The Clergy House was severely derelict in 1890 when the new vicar, the Reverend F. W. Beynon, sought advice on its repair from a London architect, Owen Fleming. In 1891 Beynon contacted the SPAB for advice and after £124 was raised by appeal some work was undertaken. But the project got into difficulties. In July 1894 Beynon asked the SPAB for its view of the nascent, but unknown, National Trust to see if it might be interested in taking on the Clergy House. The SPAB put him in touch with Canon Rawnsley, one of the National Trust's founders. Before the Trust decided to acquire the building another founder of the Trust, Octavia Hill, contacted the Society for advice. In her letter she said that they "will be asked to 'restore' it, so far as that odious word means preserve from decay of course we should wish to do so." This dislike of damaging 19th century restoration practices was confirmed by the National Trust committee in March 1895 when it resolved that "restoration means such work as may be necessary to the preservation of the building with as little new work as possible." This set the pattern for all its later acquisitions.

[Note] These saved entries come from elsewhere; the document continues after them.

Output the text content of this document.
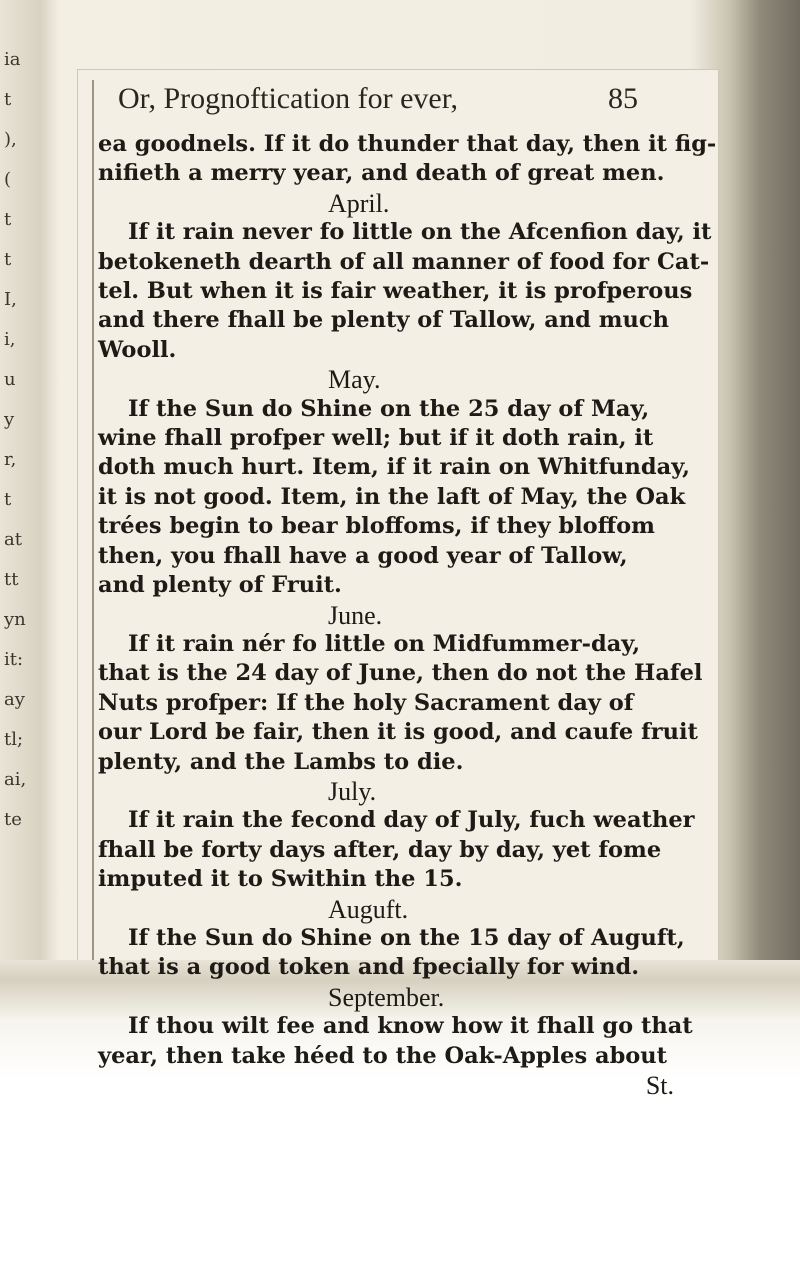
ia
t
),
(
t
t
I,
i,
u
y
r,
t
at
tt
yn
it:
ay
tl;
ai,
te
Or, Prognoftication for ever,	85

ea goodnels. If it do thunder that day, then it fig-

nifieth a merry year, and death of great men.

April.

If it rain never fo little on the Afcenfion day, it

betokeneth dearth of all manner of food for Cat-

tel. But when it is fair weather, it is profperous

and there fhall be plenty of Tallow, and much

Wooll.

May.

If the Sun do Shine on the 25 day of May,

wine fhall profper well; but if it doth rain, it

doth much hurt. Item, if it rain on Whitfunday,

it is not good. Item, in the laft of May, the Oak

trées begin to bear bloffoms, if they bloffom

then, you fhall have a good year of Tallow,

and plenty of Fruit.

June.

If it rain nér fo little on Midfummer-day,

that is the 24 day of June, then do not the Hafel

Nuts profper: If the holy Sacrament day of

our Lord be fair, then it is good, and caufe fruit

plenty, and the Lambs to die.

July.

If it rain the fecond day of July, fuch weather

fhall be forty days after, day by day, yet fome

imputed it to Swithin the 15.

Auguft.

If the Sun do Shine on the 15 day of Auguft,

that is a good token and fpecially for wind.

September.

If thou wilt fee and know how it fhall go that

year, then take héed to the Oak-Apples about

St.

In June the Ecclesiastical Commissioners agreed to sell the building for £10. Octavia Hill then asked the SPAB to recommend an architect "who could be there himself whose heart was in the matter and who could decide point by point on the spot what to do and see it being done, with knowledge of art and craft." This was entirely in line with SPAB's views about the best and most careful way to repair an old building. The SPAB suggested Alfred Powell, who undertook the repairs, though the National Trust's first ever appeal for funds proved disappointing.
As a result of this early co-operation the National Trust and SPAB developed a close working relationship which continues to this day. Over the years many of its properties from country houses to cottages have been repaired by architects trained by the SPAB, and working to the conservation principles put into practice at the Clergy House.